Committee for a Responsible Federal Budget

CRFB's Analysis of the FY 2015 President's Budget

Mar 4, 2014 | Budgets & Projections

The President's budget is here, and so is CRFB's analysis. Our paper breaks down the key budget metrics, the policies the President uses to get there, and the economic assumptions that underlie the document. You can read the full analysis here.

The budget has debt on a downward path, falling from a peak of 75 percent of GDP in 2015 to 69 percent by 2024. Deficits fall from 4 percent in 2013 to 2 percent by 2017 and remain around that level for the rest of the ten-year window. Deficits decline as revenue rises significantly as a percent of GDP, faster than does spending (which is increasing basically throughout the ten-year window).

While the budget does not include the chained CPI like it did last year, it does keep a number of health reforms and revenue increases which represent the bulk of the budget's deficit reduction. Another major savings component is the passage of immigration reform, a new inclusion in the President's budget.

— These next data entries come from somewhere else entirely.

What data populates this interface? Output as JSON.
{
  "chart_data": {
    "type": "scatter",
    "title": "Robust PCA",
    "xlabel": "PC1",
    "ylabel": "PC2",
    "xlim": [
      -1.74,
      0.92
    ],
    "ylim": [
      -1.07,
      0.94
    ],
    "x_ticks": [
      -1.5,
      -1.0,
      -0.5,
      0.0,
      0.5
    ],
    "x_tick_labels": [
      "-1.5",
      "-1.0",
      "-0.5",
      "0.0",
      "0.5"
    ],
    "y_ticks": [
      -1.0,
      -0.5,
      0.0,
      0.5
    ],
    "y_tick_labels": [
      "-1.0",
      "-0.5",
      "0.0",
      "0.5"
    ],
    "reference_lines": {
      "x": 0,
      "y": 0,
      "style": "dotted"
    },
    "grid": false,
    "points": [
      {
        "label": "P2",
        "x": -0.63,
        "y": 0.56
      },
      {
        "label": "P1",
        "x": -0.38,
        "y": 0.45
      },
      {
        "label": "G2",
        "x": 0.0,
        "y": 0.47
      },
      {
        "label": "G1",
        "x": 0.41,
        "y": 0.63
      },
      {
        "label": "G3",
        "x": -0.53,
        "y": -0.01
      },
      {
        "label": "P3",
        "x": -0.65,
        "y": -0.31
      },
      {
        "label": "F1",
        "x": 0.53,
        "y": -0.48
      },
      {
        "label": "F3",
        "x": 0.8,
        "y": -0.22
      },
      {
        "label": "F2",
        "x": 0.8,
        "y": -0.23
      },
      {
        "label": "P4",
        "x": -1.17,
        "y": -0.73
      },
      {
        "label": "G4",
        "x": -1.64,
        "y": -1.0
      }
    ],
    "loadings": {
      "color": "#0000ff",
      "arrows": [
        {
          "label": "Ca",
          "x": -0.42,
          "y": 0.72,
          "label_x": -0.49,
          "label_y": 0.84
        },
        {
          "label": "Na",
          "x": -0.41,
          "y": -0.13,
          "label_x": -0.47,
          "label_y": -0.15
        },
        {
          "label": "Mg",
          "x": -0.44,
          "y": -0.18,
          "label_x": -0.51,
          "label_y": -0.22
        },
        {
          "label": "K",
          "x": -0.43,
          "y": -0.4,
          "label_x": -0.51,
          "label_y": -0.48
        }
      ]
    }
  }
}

The budget also includes a number of initiatives, such as effectively doubling the Earned Income Tax Credit for childless workers and funding universal pre-school, and has dedicated offsets to pay for them.

Fiscal Impact of Proposals in the President's Budget

One major difference between OMB and CBO is in their economic assumptions. OMB's economic assumptions have real GDP growth on average 0.2 percent higher annually than CBO, resulting in real GDP more than 2 percent higher in 2024. In addition, OMB projects the unemployment rate to fall faster and to a lower level than CBO. Because of these differences, we are concerned that the budget projections might not hold up when CBO evaluates the budget.

Overall, the President's budget has some merits but also some pitfalls. It proposes new initiatives along with offsetting savings and includes further savings to reduce the deficit. On paper, it puts the debt on a downward path. However, we are concerned that the deficit projections may be buoyed by OMB's rosy economic assumptions; using CBO's economic projections may show a higher deficits. Furthermore, the removal of the chained CPI – when the budget could have used more entitlement reforms, not fewer – is concerning given the dire state of the long-term fiscal situation. Still, the budget would represent progress on deficit reduction, even if it does not go far enough.